2 Aralık 2009 Çarşamba

Bir Umut; Bizi Güldüren


Penguen'den Uykusuz'a geçişle beraber daha da belirginleşti ki vaziyet çoğu insan sırf bu adam biraz da Yiğit Özgür yüzünden dergiyi alır oldu.
Cem Yılmaz'ın bile Arog ile yaşattığı tam bir hayalkırıklığına rağmen bu iki adamın şimdiden yeri doldurulamayacaklar olduklarını düşünüyorum. Cem Yılmaz da diğer komedyenlerimiz gibi politikaya girmeyen, suya sabuna dokunmayıp bir takım kişileri karşısına almayan birisi olmasaydı keşke dedirtse de...

Umut başkan ayrıntılar ve harbiden lan dedirten mükemmel tespitleriyle uzun süredir konuşuluyor, internet aleminde karikatürleri gönderilip kikir kikir gülünüyor.
Montla sıç karikatüründen sonra daha bi seviyorum sanki bu adamı, aynı şekilde yazılarını da.
Hemen hemen her ortalama ailenin evinde bulunan çek yatları, arkasında bugün doğanlar için isimler bulunan takvimleri, bol baklava desenli kazakları, sözüm ona modern! toplum insanına dair ince yalnızlık tanımları, mahalle köşelerini mesken tutmuş-çok bilmiş dayı'ları, çocuk olma ritüellerini bize tekrar yaşatıyor, çok sevilmesi bazılarının hoşuna gitmiyor olsa gerek bir o kadar da eleştiriliyor. Bir de Feridun Düzağaç ile az uğraşırsa tam olacak:)

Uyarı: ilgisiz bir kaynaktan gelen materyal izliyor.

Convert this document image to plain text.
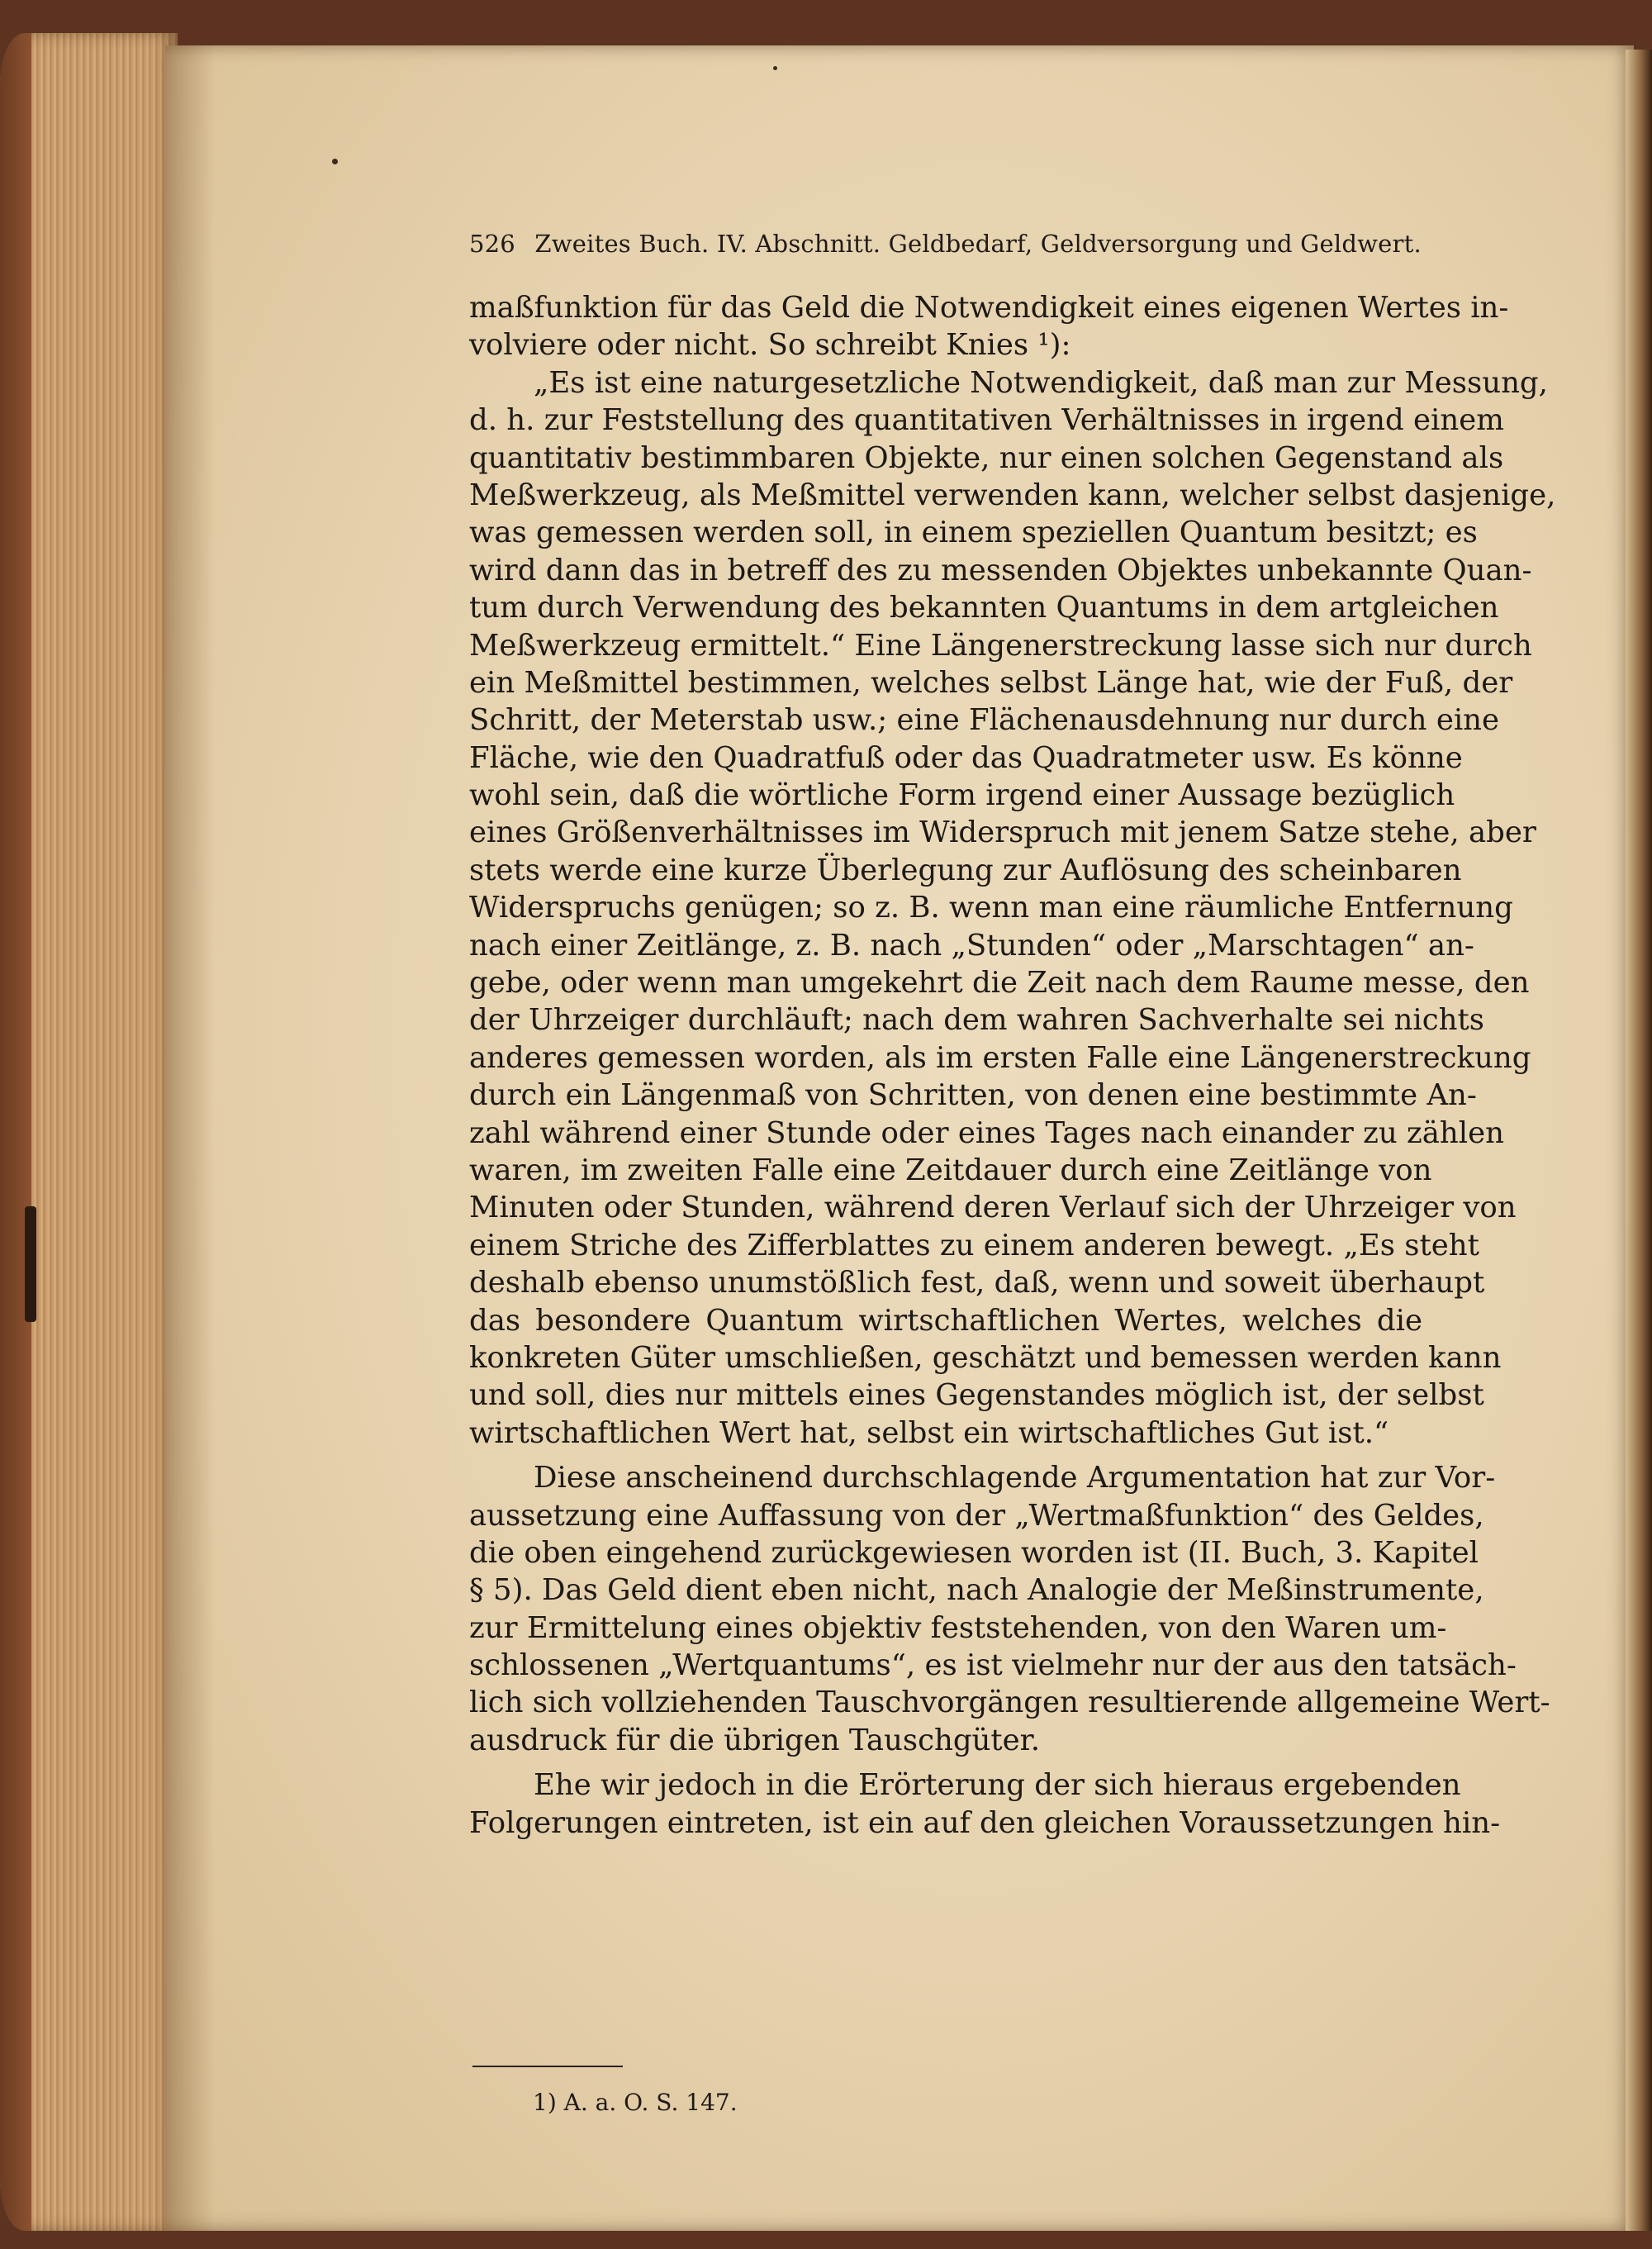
526 Zweites Buch. IV. Abschnitt. Geldbedarf, Geldversorgung und Geldwert.
maßfunktion für das Geld die Notwendigkeit eines eigenen Wertes in-
volviere oder nicht. So schreibt Knies ¹):
„Es ist eine naturgesetzliche Notwendigkeit, daß man zur Messung,
d. h. zur Feststellung des quantitativen Verhältnisses in irgend einem
quantitativ bestimmbaren Objekte, nur einen solchen Gegenstand als
Meßwerkzeug, als Meßmittel verwenden kann, welcher selbst dasjenige,
was gemessen werden soll, in einem speziellen Quantum besitzt; es
wird dann das in betreff des zu messenden Objektes unbekannte Quan-
tum durch Verwendung des bekannten Quantums in dem artgleichen
Meßwerkzeug ermittelt.“ Eine Längenerstreckung lasse sich nur durch
ein Meßmittel bestimmen, welches selbst Länge hat, wie der Fuß, der
Schritt, der Meterstab usw.; eine Flächenausdehnung nur durch eine
Fläche, wie den Quadratfuß oder das Quadratmeter usw. Es könne
wohl sein, daß die wörtliche Form irgend einer Aussage bezüglich
eines Größenverhältnisses im Widerspruch mit jenem Satze stehe, aber
stets werde eine kurze Überlegung zur Auflösung des scheinbaren
Widerspruchs genügen; so z. B. wenn man eine räumliche Entfernung
nach einer Zeitlänge, z. B. nach „Stunden“ oder „Marschtagen“ an-
gebe, oder wenn man umgekehrt die Zeit nach dem Raume messe, den
der Uhrzeiger durchläuft; nach dem wahren Sachverhalte sei nichts
anderes gemessen worden, als im ersten Falle eine Längenerstreckung
durch ein Längenmaß von Schritten, von denen eine bestimmte An-
zahl während einer Stunde oder eines Tages nach einander zu zählen
waren, im zweiten Falle eine Zeitdauer durch eine Zeitlänge von
Minuten oder Stunden, während deren Verlauf sich der Uhrzeiger von
einem Striche des Zifferblattes zu einem anderen bewegt. „Es steht
deshalb ebenso unumstößlich fest, daß, wenn und soweit überhaupt
das besondere Quantum wirtschaftlichen Wertes, welches die
konkreten Güter umschließen, geschätzt und bemessen werden kann
und soll, dies nur mittels eines Gegenstandes möglich ist, der selbst
wirtschaftlichen Wert hat, selbst ein wirtschaftliches Gut ist.“
Diese anscheinend durchschlagende Argumentation hat zur Vor-
aussetzung eine Auffassung von der „Wertmaßfunktion“ des Geldes,
die oben eingehend zurückgewiesen worden ist (II. Buch, 3. Kapitel
§ 5). Das Geld dient eben nicht, nach Analogie der Meßinstrumente,
zur Ermittelung eines objektiv feststehenden, von den Waren um-
schlossenen „Wertquantums“, es ist vielmehr nur der aus den tatsäch-
lich sich vollziehenden Tauschvorgängen resultierende allgemeine Wert-
ausdruck für die übrigen Tauschgüter.
Ehe wir jedoch in die Erörterung der sich hieraus ergebenden
Folgerungen eintreten, ist ein auf den gleichen Voraussetzungen hin-
1) A. a. O. S. 147.
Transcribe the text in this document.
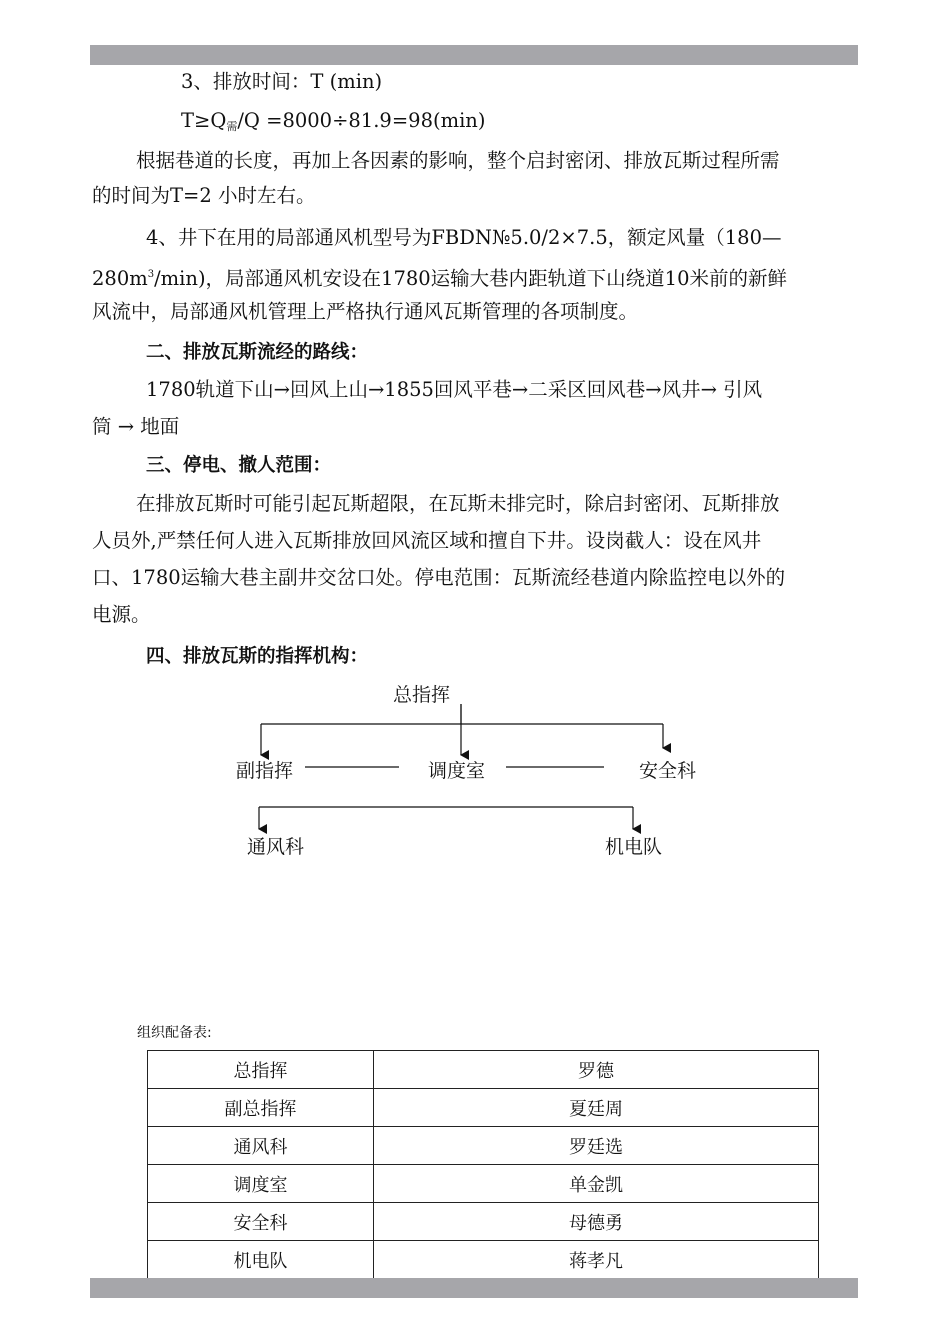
3、排放时间：T (min)
$T\ge Q_需/Q =8000\div 81.9=98(\min)$
根据巷道的长度，再加上各因素的影响，整个启封密闭、排放瓦斯过程所需
的时间为T=2 小时左右。
4、井下在用的局部通风机型号为FBDN№5.0/2×7.5，额定风量（180—
$280m^3/\min$)，局部通风机安设在1780运输大巷内距轨道下山绕道10米前的新鲜
风流中，局部通风机管理上严格执行通风瓦斯管理的各项制度。
二、排放瓦斯流经的路线：
1780轨道下山→回风上山→1855回风平巷→二采区回风巷→风井→ 引风
筒 → 地面
三、停电、撤人范围：
在排放瓦斯时可能引起瓦斯超限，在瓦斯未排完时，除启封密闭、瓦斯排放
人员外,严禁任何人进入瓦斯排放回风流区域和擅自下井。设岗截人：设在风井
口、1780运输大巷主副井交岔口处。停电范围：瓦斯流经巷道内除监控电以外的
电源。
四、排放瓦斯的指挥机构：
总指挥
副指挥	调度室	安全科
通风科	机电队
组织配备表:
总指挥	罗德
副总指挥	夏廷周
通风科	罗廷选
调度室	单金凯
安全科	母德勇
机电队	蒋孝凡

Yalan kültürlerle özgür olduğunu zannediyor insanlar. Evine IKEA aldığında mutlu oluyor. Devlet verse ona karşı gelir. Komünist sistem gibi herkesin evinde IKEA var. Sistem satışı engellemediği sürece senin her şeyi yapmana izin veriyor. Liberallik o. Satış hayatı en çok engelleyen şey. O şey satılacaksa sen ahlaksızlık da yapacaksın, her şeyi yapacaksın. Mühendisliği de öyle bıraktım. Her gün takım elbise giymek Kürt açılımından daha büyük bir sorun bence. Eskiden 16 saatmiş çalışma saati. Solcuların ayaklanmalarıyla sekiz saate iniyor. Bertrand Russell, 'dört saat' diyor. Artı değer diye bir sorun var. Marx'ın tek derdi o. Halay malay, kekik kokulu dağlar değil. Hayatından çalınan dört saati nasıl geri alabileceksin?


Karamazov Kardeşler'deki babayı sevmiştim. Çok gülüyordum okurken. İlk Yeraltı'ndan Notlar'ı okumuştum aslında. Dilini sevmiştim, rahat yazıyor. Arada karışıyor da romana; "Ben böyle bir adam görmedim sevgili okurlar," falan diye. Yeraltından Notlar'daki adamın ruh hali, o kaçma duygusu, her şeyden utanması falan, "tam benim gibi adam," demiştim. "Gezerim," demiştim Dostoyevski'yle gelse.